Kevin, having long anticipated the day we’d want to crush oyster shells for our chickens, had been keeping his eye out for items that would function as a giant mortar and pestle. When the window-treatment store downstairs in his office building closed, he appropriated a steep-sided concrete planter that was left behind.
Here’s where it gets embarrassing. All my life, I’ve been under the impression that the bowl was the pestle and the stick was the mortar. I even told Kevin, and he came up with an easy way to remember it: “The pestle is the vessel.” Turns out, though, that the pestle isn’t the vessel. The mortar is the vessel. The pestle is the stick. Sigh.

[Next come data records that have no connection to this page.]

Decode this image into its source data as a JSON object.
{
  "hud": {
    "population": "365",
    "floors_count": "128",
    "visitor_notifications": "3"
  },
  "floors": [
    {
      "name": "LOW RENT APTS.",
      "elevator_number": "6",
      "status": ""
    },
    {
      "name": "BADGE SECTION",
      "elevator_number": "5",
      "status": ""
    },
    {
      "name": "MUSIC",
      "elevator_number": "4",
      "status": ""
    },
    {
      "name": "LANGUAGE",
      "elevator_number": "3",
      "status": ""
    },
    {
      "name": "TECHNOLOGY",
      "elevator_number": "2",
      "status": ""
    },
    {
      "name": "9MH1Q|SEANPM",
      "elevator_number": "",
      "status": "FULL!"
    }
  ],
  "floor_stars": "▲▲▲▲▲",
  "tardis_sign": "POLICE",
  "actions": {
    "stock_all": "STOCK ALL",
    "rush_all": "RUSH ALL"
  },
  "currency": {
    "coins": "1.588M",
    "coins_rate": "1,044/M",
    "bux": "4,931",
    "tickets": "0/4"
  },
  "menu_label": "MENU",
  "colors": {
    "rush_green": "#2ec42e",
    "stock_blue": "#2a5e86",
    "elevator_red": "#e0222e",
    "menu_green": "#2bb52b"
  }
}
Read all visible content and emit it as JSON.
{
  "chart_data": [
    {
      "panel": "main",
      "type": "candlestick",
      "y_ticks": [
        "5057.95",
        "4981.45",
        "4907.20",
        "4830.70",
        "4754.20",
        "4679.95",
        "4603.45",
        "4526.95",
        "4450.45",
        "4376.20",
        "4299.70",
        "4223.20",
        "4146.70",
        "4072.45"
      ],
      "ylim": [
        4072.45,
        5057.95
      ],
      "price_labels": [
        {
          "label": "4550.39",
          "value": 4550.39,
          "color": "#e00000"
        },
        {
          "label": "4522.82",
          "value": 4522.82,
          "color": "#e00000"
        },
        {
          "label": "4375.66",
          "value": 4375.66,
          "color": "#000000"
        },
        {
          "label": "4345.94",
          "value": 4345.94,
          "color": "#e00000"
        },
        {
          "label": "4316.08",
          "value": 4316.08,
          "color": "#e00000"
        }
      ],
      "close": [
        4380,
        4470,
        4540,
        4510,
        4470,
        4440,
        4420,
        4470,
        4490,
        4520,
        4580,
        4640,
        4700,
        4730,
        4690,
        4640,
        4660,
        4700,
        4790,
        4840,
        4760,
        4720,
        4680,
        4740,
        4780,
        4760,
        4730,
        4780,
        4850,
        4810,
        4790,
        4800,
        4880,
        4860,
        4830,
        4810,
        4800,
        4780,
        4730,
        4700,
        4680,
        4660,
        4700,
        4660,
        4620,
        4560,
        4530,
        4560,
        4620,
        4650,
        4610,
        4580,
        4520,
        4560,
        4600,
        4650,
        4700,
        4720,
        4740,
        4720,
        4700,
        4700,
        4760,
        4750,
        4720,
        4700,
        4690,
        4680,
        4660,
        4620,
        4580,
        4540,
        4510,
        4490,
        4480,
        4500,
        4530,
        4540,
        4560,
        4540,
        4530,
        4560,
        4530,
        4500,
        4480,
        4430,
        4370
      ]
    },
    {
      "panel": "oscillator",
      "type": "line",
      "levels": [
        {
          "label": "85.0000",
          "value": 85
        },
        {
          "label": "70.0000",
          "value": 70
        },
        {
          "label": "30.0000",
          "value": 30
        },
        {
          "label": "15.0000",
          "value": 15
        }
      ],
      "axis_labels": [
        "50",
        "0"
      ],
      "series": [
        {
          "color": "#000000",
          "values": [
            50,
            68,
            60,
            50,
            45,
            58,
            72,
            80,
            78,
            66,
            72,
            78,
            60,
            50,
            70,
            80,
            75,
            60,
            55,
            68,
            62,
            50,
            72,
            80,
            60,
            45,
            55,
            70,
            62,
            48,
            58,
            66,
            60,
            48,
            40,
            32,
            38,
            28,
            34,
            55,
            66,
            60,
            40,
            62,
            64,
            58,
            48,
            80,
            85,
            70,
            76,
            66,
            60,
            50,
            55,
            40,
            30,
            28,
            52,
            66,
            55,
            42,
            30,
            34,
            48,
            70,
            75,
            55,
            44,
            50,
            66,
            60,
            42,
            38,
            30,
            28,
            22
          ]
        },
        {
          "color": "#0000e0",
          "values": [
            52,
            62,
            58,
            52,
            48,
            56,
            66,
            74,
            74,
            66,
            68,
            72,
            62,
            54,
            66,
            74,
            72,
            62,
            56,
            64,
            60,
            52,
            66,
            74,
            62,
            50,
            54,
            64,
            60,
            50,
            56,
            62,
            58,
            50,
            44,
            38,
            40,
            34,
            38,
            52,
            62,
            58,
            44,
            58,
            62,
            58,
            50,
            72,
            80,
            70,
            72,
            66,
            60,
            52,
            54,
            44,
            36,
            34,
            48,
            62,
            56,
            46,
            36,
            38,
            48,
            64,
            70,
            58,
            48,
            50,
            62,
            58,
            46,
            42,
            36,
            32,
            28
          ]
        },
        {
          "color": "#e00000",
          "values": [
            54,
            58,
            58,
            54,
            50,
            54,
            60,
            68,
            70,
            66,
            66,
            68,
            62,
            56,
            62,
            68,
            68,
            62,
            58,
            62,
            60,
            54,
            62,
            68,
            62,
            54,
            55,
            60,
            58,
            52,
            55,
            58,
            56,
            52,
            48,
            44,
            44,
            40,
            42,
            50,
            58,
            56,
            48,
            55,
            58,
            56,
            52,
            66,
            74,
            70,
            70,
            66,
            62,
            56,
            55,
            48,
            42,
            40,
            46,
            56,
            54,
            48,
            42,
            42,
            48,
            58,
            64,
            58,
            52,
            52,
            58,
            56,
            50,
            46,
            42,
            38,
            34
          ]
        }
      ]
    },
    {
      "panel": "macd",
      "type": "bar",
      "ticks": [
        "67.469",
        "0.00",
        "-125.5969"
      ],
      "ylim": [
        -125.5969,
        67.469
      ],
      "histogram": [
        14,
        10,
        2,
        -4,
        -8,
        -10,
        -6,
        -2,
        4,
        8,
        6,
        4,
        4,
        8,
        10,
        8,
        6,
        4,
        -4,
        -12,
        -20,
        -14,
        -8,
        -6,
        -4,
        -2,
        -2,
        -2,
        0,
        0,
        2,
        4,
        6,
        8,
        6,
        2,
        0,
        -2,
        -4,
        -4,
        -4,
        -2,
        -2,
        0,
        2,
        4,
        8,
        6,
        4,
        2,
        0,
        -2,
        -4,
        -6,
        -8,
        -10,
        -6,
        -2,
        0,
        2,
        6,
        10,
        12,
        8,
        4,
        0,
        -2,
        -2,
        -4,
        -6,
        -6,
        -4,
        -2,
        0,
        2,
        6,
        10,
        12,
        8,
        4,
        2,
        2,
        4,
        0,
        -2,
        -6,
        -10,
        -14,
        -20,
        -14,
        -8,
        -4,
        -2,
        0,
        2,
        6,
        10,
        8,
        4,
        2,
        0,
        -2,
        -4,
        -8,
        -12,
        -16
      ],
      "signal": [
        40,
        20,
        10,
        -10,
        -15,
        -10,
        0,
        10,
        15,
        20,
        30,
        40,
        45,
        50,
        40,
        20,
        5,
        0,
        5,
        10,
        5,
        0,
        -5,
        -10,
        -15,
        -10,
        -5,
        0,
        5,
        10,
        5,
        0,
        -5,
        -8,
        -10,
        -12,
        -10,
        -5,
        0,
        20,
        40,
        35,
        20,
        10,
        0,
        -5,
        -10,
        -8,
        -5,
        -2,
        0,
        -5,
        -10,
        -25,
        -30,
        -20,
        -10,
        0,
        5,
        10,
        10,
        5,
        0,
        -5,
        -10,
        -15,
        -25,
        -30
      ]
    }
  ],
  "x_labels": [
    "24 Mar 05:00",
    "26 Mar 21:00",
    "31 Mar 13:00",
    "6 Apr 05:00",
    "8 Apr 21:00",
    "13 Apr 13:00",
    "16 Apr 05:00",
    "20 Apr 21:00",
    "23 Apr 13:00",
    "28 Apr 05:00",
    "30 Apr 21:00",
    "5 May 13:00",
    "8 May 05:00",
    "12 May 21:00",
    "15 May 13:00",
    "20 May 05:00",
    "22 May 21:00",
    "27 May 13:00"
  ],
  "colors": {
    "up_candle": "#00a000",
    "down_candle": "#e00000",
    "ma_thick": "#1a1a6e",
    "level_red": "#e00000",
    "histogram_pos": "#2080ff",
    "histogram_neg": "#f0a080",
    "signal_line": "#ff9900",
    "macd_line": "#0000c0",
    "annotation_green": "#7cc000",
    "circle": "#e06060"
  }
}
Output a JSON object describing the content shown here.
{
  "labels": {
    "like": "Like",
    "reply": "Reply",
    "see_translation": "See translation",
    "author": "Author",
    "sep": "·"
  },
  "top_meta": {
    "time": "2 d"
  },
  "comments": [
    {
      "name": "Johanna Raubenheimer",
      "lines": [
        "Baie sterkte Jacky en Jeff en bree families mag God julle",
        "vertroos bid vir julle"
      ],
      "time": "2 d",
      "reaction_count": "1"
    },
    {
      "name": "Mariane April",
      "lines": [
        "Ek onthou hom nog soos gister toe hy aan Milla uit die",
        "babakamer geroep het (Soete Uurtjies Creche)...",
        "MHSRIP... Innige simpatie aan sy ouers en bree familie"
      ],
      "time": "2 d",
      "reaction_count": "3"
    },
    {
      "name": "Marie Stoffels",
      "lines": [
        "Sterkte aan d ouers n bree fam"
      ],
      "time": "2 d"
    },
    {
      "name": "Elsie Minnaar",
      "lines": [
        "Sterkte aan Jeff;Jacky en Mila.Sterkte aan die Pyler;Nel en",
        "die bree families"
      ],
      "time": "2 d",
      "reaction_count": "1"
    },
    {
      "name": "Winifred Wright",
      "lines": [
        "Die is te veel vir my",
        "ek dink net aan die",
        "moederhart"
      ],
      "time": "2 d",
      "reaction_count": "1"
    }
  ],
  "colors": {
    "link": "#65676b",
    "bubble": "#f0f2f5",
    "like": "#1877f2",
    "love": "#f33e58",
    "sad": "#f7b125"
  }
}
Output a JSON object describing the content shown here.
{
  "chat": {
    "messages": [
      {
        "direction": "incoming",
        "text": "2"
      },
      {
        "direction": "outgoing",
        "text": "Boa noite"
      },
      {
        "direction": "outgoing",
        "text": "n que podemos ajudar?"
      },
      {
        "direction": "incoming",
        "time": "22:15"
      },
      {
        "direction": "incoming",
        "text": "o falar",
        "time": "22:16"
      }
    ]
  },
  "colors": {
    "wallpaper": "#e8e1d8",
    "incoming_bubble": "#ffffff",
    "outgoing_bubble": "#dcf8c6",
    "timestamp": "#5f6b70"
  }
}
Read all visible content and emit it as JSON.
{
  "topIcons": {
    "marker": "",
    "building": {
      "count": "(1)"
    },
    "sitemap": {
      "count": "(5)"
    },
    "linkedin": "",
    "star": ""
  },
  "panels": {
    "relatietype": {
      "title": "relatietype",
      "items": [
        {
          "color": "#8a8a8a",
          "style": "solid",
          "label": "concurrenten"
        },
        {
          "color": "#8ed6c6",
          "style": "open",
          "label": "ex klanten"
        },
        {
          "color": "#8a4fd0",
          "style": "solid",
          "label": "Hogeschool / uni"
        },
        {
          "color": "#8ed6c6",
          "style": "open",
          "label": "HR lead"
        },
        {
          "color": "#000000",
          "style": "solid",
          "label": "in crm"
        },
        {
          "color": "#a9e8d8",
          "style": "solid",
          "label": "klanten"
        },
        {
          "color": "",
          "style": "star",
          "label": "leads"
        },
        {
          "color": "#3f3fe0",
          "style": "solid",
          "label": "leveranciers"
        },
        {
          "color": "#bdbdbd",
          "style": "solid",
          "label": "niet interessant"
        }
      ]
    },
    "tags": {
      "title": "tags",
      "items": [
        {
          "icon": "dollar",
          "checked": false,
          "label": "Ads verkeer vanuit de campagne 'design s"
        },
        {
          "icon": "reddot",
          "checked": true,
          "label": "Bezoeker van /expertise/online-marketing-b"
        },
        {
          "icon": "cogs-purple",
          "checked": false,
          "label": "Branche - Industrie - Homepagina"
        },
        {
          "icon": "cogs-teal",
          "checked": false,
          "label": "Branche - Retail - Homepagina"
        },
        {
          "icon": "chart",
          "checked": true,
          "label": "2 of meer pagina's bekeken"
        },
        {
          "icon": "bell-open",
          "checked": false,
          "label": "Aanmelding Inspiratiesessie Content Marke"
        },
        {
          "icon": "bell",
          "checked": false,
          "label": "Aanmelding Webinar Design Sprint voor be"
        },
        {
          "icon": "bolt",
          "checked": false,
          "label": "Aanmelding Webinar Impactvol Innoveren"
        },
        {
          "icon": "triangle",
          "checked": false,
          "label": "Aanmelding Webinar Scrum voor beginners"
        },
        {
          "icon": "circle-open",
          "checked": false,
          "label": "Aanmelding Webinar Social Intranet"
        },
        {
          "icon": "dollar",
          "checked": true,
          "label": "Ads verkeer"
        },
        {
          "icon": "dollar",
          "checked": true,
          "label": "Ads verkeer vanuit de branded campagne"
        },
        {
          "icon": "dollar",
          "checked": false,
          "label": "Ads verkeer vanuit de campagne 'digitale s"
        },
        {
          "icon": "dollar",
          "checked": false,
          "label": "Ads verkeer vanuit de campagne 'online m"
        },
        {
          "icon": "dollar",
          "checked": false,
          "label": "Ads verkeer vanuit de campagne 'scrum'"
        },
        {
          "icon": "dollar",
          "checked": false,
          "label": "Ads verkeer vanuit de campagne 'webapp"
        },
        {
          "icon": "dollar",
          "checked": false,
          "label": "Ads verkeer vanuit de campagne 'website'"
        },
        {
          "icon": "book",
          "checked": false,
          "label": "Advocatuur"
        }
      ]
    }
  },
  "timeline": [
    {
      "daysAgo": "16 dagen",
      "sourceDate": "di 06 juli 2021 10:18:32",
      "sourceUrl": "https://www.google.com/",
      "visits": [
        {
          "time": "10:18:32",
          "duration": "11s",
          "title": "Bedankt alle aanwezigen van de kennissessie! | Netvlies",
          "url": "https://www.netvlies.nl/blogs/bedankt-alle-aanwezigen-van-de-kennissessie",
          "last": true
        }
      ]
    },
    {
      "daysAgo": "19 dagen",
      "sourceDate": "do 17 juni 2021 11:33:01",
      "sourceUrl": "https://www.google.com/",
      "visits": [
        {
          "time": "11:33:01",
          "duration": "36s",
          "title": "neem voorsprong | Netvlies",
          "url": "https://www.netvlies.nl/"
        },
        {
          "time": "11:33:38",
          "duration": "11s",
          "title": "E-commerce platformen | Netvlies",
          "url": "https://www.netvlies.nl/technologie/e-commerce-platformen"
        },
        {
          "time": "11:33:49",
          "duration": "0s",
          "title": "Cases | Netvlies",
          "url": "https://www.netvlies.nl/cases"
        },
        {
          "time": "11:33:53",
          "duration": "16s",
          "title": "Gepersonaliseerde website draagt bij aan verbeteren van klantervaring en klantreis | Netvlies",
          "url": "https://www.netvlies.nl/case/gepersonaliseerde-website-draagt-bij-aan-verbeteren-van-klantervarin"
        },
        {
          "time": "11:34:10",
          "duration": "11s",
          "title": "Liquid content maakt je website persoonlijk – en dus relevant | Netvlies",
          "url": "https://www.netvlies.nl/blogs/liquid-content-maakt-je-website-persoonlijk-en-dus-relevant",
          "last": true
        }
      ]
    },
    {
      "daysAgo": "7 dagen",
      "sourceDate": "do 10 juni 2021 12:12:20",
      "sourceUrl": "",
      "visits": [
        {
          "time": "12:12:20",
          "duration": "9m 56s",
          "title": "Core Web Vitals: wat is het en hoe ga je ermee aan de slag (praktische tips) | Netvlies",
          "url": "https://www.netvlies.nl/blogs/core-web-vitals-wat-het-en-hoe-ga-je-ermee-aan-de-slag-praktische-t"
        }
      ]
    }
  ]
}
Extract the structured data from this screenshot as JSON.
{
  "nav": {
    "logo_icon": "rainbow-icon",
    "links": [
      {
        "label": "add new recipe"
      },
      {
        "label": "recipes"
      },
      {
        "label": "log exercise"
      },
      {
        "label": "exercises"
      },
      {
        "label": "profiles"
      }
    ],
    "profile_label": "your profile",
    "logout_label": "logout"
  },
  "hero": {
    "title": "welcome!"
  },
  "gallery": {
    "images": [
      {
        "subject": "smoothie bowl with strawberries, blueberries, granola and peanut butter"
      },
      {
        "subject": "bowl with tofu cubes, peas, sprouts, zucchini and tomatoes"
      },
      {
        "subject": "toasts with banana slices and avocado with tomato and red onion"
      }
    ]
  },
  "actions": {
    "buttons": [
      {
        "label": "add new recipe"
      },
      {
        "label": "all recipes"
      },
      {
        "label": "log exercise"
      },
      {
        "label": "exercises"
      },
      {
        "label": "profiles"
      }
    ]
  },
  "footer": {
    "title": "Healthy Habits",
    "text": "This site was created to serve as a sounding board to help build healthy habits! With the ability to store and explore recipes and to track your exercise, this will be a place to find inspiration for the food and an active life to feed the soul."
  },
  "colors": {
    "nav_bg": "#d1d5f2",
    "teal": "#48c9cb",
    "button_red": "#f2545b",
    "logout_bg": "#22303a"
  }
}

Anyway, we had a mortar, but we needed a pestle. Ideally, it would be a foot-long stick with a hard, rounded, heavy end. Kevin couldn’t find one of those, though, so he went the Paleolithic route and used a rock.
We put a handful of shells in the mortar and took turns pounding them with the pestle. Before long, they were a mix of crumbs, pebbles, and shards. Some of the particles were very small. Others were still quite large.
I was in favor of more pounding. “Some of those pieces look too big for them,” I said.
“They can swallow pretty big stuff,” Kevin answered.
I was still concerned. “I don’t know,” I ventured, “I think some of them could be a choking hazard.”
“A choking hazard?” My husband looked at me incredulously.
“Like with babies,” I said.
“You realize that they free-range all summer,” he said, clearly referring not to babies but to chickens. “And they encounter particles of all sizes, yet manage not to peck at things that will choke them.”
Oh yeah. I’d forgotten about that.
We mixed the shell with corn and some cooking oil we’d used to fry shrimp fritters, and brought it up to the coop. The chickens wolfed it down, big pieces and small. I subsequently learned that larger shell particles are better for eggshells, apparently because they spend more time in the chickens’ digestive tract, giving the birds more opportunity for calcium absorption.
All in all, I’ve been struck by the chickens’ ability to figure things out for themselves. They know what to eat, and eat the right amount. Once we configured the nestboxes correctly (our bad), our flock laid almost all their eggs in them. They know enough to come into their coop at night and roost up high, where they’d be safe from predation. As long as they’ve got an appropriate habitat – lots of space, the right kind of food, plenty of water – they know what to do.
I, by contrast, am an orangutan with donuts. I’m still trying to ditch the ten extra pounds I’ve acquired over the last year or so, but it’s very hard to do in a world full of things like the chicken liver mousse Kevin made for the Super Bowl party we went to. Any day now, I’ll hit the poop-winging stage.